In Rn. 119 des angefochtenen Urteils hat das Gericht nämlich das durch den Beschluss 2012/35 und die Verordnung Nr. 267/2012 eingeführte Merkmal ausgelegt. In Rn. 140 dieses Urteils hat es dagegen erläutert, inwiefern durch die Einführung des streitigen Tatbestandsmerkmals ein Zusammenhang zwischen der Unterstützung der iranischen Regierung und der Fortführung der proliferationsrelevanten Tätigkeiten hergestellt wurde. Insoweit ist Rn. 140 angesichts des Kontexts, in den sie sich einfügt, nicht mit einem Mangel an Klarheit behaftet, der ihrer leichten Verständlichkeit entgegenstünde.

87

Nach alledem hat die NIOC mit ihrem sechsten Rechtsmittelgrund nicht dargetan, dass das Gericht einen Rechtsfehler begangen hat, als es das streitige Tatbestandsmerkmal in Beantwortung des vor ihm geltend gemachten dritten Klagegrundes ausgelegt hat, mit dem die Rechtswidrigkeit von Art. 20 Abs. 1 Buchst. c des Beschlusses 2010/413 und von Art. 23 Abs. 2 Buchst. d der Verordnung Nr. 267/2012 gerügt wurde.
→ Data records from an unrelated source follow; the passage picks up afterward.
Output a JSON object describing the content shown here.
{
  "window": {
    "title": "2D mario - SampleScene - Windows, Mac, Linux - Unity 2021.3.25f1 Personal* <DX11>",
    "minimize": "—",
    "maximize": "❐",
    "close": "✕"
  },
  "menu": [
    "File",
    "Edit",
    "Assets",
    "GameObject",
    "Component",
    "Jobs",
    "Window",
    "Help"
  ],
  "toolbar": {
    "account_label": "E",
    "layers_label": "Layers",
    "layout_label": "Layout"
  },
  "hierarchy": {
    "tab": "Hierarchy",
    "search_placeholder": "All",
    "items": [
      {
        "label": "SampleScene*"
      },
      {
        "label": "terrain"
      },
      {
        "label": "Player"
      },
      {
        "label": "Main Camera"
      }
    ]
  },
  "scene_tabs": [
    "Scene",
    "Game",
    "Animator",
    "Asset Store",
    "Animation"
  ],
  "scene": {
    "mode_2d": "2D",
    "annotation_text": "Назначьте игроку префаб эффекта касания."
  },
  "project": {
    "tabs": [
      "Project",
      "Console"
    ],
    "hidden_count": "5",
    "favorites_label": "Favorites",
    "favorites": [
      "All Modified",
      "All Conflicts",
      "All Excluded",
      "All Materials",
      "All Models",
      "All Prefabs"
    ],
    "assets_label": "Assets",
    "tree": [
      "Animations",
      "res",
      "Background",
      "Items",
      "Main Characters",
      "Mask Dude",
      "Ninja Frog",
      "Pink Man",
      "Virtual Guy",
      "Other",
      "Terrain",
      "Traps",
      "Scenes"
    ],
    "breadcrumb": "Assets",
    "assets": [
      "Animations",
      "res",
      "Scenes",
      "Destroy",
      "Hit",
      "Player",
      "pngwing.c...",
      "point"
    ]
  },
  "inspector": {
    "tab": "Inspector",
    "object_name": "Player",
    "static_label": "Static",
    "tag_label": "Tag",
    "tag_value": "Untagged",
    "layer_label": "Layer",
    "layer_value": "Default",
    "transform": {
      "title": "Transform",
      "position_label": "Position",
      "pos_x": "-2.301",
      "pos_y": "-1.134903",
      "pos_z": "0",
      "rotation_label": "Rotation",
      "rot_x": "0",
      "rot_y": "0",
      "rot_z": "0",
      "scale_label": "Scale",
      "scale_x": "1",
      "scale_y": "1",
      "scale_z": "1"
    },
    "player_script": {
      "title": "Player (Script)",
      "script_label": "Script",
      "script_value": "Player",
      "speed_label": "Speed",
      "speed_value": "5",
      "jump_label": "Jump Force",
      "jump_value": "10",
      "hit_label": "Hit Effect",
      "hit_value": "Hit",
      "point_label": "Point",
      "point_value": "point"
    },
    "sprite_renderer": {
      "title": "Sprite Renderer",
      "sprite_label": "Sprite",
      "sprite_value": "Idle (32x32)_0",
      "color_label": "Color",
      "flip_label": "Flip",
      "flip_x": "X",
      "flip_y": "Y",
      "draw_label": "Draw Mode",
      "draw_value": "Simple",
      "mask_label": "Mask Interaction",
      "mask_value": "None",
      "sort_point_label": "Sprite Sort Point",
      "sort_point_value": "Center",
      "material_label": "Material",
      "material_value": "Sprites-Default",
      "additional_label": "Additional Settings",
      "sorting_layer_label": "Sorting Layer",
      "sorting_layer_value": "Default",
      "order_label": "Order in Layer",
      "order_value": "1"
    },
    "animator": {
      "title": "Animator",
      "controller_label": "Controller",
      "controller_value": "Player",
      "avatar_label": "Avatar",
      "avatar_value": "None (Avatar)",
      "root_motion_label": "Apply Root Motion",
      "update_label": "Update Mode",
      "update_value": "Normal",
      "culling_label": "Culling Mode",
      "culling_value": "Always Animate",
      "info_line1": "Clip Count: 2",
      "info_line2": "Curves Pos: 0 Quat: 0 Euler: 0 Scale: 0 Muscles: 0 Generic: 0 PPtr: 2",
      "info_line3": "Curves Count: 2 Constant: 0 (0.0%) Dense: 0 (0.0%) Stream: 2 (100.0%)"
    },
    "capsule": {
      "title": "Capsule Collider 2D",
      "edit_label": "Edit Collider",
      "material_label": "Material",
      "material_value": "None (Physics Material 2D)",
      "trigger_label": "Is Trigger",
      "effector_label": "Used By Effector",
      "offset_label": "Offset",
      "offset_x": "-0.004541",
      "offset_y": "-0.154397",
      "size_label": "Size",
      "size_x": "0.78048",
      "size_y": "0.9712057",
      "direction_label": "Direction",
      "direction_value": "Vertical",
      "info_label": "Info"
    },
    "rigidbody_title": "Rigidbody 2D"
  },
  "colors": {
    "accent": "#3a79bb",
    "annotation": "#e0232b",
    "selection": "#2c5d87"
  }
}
Der sechste Rechtsmittelgrund ist folglich als unbegründet zurückzuweisen.

88

Da sämtliche Rechtsmittelgründe zurückgewiesen worden sind, ist das Rechtsmittel zurückzuweisen.

Kosten

89

Nach Art. 184 Abs. 2 der Verfahrensordnung des Gerichtshofs entscheidet der Gerichtshof über die Kosten, wenn das Rechtsmittel unbegründet ist.

90

Nach Art. 138 Abs. 1 der Verfahrensordnung, der nach deren Art. 184 Abs. 1 auf das Rechtsmittelverfahren Anwendung findet, ist die unterliegende Partei auf Antrag zur Tragung der Kosten zu verurteilen.

91

Da der Rat die Verurteilung der NIOC beantragt hat und diese mit ihrem Vorbringen unterlegen ist, hat sie neben ihren eigenen Kosten die Kosten des Rates zu tragen.

92

Nach Art. 140 Abs. 1 der Verfahrensordnung, der nach deren Art. 184 Abs. 1 auf das Rechtsmittelverfahren Anwendung findet, trägt die Kommission ihre eigenen Kosten.

 

Aus diesen Gründen hat der Gerichtshof (Große Kammer) für Recht erkannt und entschieden:

 

1.

Das Rechtsmittel wird zurückgewiesen.

 

2.

Die National Iranian Oil Company trägt neben ihren eigenen Kosten die Kosten des Rates der Europäischen Union.

 

3.

Die Europäische Kommission trägt ihre eigenen Kosten.

 

Unterschriften


( *1 ) Verfahrenssprache: Französisch.